Sonuçta Kur’an’a göre insan sadece cisimden oluşmamaktadır, hem cisim ve hem de ruhtan oluşmaktadır; önce insanın cismi varlığı yaratıldı ve sonra ona sonsuz olan ruh verildi.
Felsefeye göre de insan sadece maddeden oluşan bir varlık değildir, yani sadece dıştan görmüş olduğumuz et, kemik ve deriden oluşmamaktadır; aksine görülmeyen başka bir boyutu daha bulunmaktadır ve insan o boyutla maddeden daha süstün bir makama ulaşmakta, cismaniyetin dört duvarından kendisini kurtarmaktadır.
Yukarıda söylediklerimize binaen, insan ruh ve cisimden oluşan iki boyutlu bir varlıktır. Ruhanî bir boyutunu kabul ettikten sonra, madde ötesi bir âlemle irtibata girmesi ve irtibat halinde olması şaşılacak bir mesele olmaktan çıkar, zira zaten maddeden farklı bir özelliğe sahiptir. Lâkin bu irtibatın niteliği bilinmemektedir, işte bu olay vahyin bir diğer versiyonudur.
Vahiy üstün ruhanî özelliklere ulaşmış kimselerde görülen ruhanî bir olaydır. Kendilerinde oluşturdukları özellikler neticesinde madde ötesi âlemle irtibata geçebilmekte ve bir takım öğretilere vakıf olabilmektedirler. Tüm bunların hepsi dış âlemde olup bitmekte ve dışarıdan onlara bildirilmektedir; onların içinde ve batınında oluşan olaylar değildir.

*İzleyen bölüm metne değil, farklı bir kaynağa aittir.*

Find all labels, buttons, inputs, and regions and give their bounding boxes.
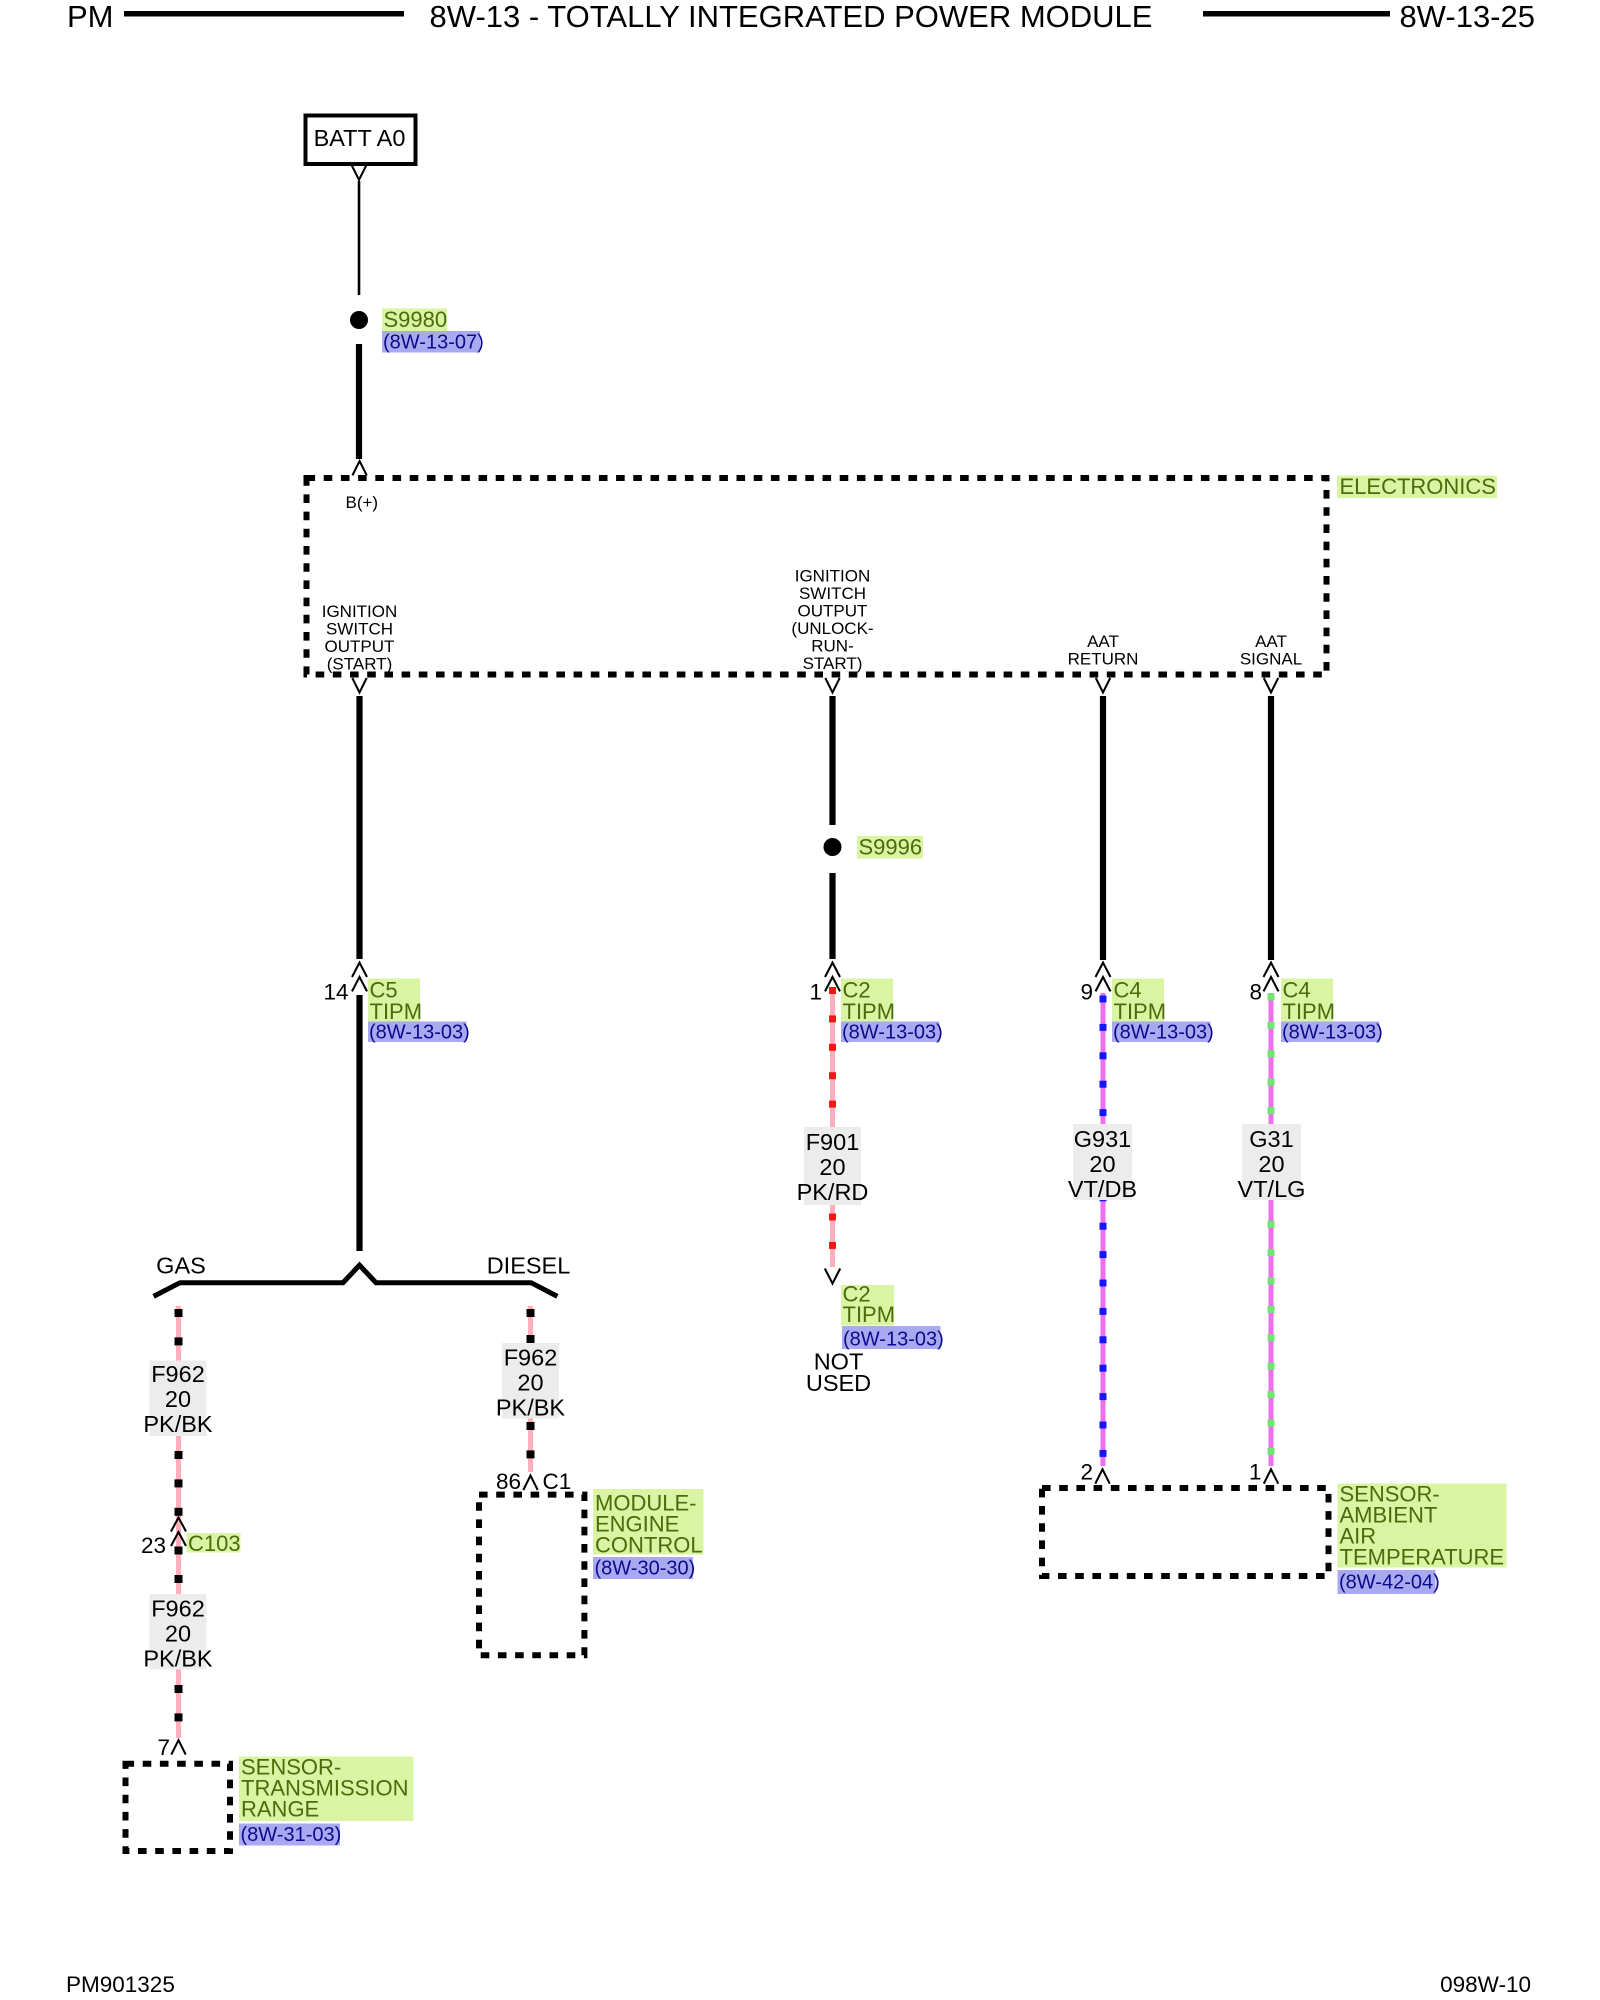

Buna göre, vahiy içsel bir durum veya düşünsel bir yaklaşım değildir, vahiy üstün bir âlemden ruhanî bilgilerin verilmesidir. Fakat biz bunun nasıl gerçekleştiğini asla bilemeyiz, evet vahiy vardır, insan başka bir âlemle irtibata geçe bilmekte, bir takım bilgileri alabilmektedir buna kesin inanmaktayız, ama bunun niteliği bizlere meçhuldür. Aslında anlamaya çalışmışızdır yani bu olayı maddî özelliklerle sınırlayıp yahut kelime ve cümlelerle açıklamamız olmuştur, lakin sonuçta yine maddî özelliklerden ileri geçememişizdir. Geçemediğimiz için de konu her zaman meçhul kalmıştır ve vahyin niteliği hakkında söylenen her şey mecaz, kinaye ve benzemeden başka bir şey değildir, velhâsıl hiçbir zaman gerçek niteliği belirtilememiştir.
Öyleyse vahiy; akla ters düşmemektedir, kabul edilebilir ve onu kabul etmek imanın bir parçasıdır, fakat bunun anlamak aklımızın ötesindedir çünkü bu ruhî olay maddî özelliklerle anlaşılmaz, sadece üstün ruhî özelliklere ulaşmış insanlar bunu anlayabilirler.